Por primera vez en lo que va de temporada, Zidane alineó de inicio a Karim Benzema, Gareth Bale y Cristiano Ronaldo. Por detrás muchos cambios obligados por las lesiones, sin Lika Modric, Toni Kroos ni Marcelo. Le costó arrancar al equipo blanco, hasta que el delantero francés destapó el tarro de las esencias, esas que muchas veces se pierden en las estadísticas de goles marcados. Primero para asistir de tacón a Cristiano al borde del descanso, luego para robar y hacer lo propio con Bale al inicio de la segunda parte.

Benzema, centro de las críticas durante los últimos meses, es el mejor socio para sus dos compañeros. Su desidia y en ocasiones su falta de acierto sacan de quicio a la afición blanca, pero pocos canalizadores mejores para el ataque madridista que su pluma fina. Nunca le faltó el apoyo de Zinedine Zidane, que ahora empieza a recoger los frutos de esa fe ciega en su compatriota. Justo en el momento más importante de la temporada.

Los dos goles encarrilaron el encuentro que terminó resolviéndose con goleada y, lo que es más importante, un gesto pocas veces visto a Cristiano Ronaldo y que refleja bien claro la importancia que el portugués le concede a Benzema.
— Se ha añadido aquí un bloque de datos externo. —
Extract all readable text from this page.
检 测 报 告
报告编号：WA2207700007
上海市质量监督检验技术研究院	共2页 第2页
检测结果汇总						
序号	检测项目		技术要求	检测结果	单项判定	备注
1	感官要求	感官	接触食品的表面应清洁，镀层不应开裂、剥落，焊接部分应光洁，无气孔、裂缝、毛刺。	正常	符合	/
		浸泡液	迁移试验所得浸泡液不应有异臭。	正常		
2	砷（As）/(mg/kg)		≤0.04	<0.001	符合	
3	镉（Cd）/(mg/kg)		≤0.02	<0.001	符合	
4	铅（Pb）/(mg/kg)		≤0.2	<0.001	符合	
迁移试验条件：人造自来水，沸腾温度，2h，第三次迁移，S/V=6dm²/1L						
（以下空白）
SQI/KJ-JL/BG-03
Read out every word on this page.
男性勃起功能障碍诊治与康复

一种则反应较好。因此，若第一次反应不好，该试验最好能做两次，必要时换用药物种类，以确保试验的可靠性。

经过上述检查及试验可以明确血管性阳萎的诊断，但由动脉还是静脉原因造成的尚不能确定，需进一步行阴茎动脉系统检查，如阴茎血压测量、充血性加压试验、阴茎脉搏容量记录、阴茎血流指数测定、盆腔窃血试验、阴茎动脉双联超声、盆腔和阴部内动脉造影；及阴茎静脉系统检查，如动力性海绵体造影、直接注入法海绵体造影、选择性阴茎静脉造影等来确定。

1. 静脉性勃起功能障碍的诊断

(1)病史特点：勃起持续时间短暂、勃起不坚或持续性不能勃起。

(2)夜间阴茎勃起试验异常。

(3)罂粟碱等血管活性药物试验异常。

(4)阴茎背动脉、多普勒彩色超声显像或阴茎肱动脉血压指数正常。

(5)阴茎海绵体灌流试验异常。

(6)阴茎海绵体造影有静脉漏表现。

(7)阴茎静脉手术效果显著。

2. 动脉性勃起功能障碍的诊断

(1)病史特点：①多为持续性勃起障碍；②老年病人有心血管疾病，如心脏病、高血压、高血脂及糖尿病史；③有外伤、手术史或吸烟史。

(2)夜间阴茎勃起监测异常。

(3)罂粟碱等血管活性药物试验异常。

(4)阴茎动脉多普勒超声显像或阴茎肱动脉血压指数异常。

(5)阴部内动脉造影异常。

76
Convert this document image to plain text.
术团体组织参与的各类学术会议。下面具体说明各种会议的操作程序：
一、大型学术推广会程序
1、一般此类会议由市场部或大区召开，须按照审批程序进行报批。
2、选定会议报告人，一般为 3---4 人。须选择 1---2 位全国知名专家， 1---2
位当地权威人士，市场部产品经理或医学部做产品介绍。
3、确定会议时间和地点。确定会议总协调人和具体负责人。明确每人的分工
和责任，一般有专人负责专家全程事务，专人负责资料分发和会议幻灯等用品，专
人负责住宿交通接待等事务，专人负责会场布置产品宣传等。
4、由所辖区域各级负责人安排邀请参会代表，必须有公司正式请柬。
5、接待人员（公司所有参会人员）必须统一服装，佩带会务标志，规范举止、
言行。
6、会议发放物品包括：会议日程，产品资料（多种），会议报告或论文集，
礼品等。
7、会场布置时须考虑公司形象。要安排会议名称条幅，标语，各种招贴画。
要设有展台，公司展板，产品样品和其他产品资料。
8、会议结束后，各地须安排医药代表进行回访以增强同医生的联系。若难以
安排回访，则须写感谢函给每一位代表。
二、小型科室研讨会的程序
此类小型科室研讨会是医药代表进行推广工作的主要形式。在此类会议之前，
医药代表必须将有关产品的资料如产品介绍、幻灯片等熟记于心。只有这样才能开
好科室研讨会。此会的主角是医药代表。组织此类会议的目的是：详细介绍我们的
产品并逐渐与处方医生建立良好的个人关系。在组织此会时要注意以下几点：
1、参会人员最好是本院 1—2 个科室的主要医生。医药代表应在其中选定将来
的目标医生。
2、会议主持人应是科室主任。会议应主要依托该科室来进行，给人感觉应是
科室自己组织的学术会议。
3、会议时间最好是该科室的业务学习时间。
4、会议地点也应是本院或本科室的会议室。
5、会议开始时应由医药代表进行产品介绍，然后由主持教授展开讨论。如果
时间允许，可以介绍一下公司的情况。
Tras la primera asistencia ya pidió la ovación para el galo, y tras hacer él mismo el tercero a pase de Lucas Vázquez, le cedió el penalti que habría supuesto su hat-trick. No sé cuántas veces se habrá visto al luso ceder un tanto, pero Karim no desaprovechó el regalo para cerrar el marcador.

Todo funciona ya en el Madrid, resultados y química, recuperando además al mejor Cristiano, como líder y también como goleador después de alcanzar los 300 goles La Liga. También a la BBC, que volvió a marcar al completo en un encuentro de la competición doméstica, algo que no hacía desde casi dos años.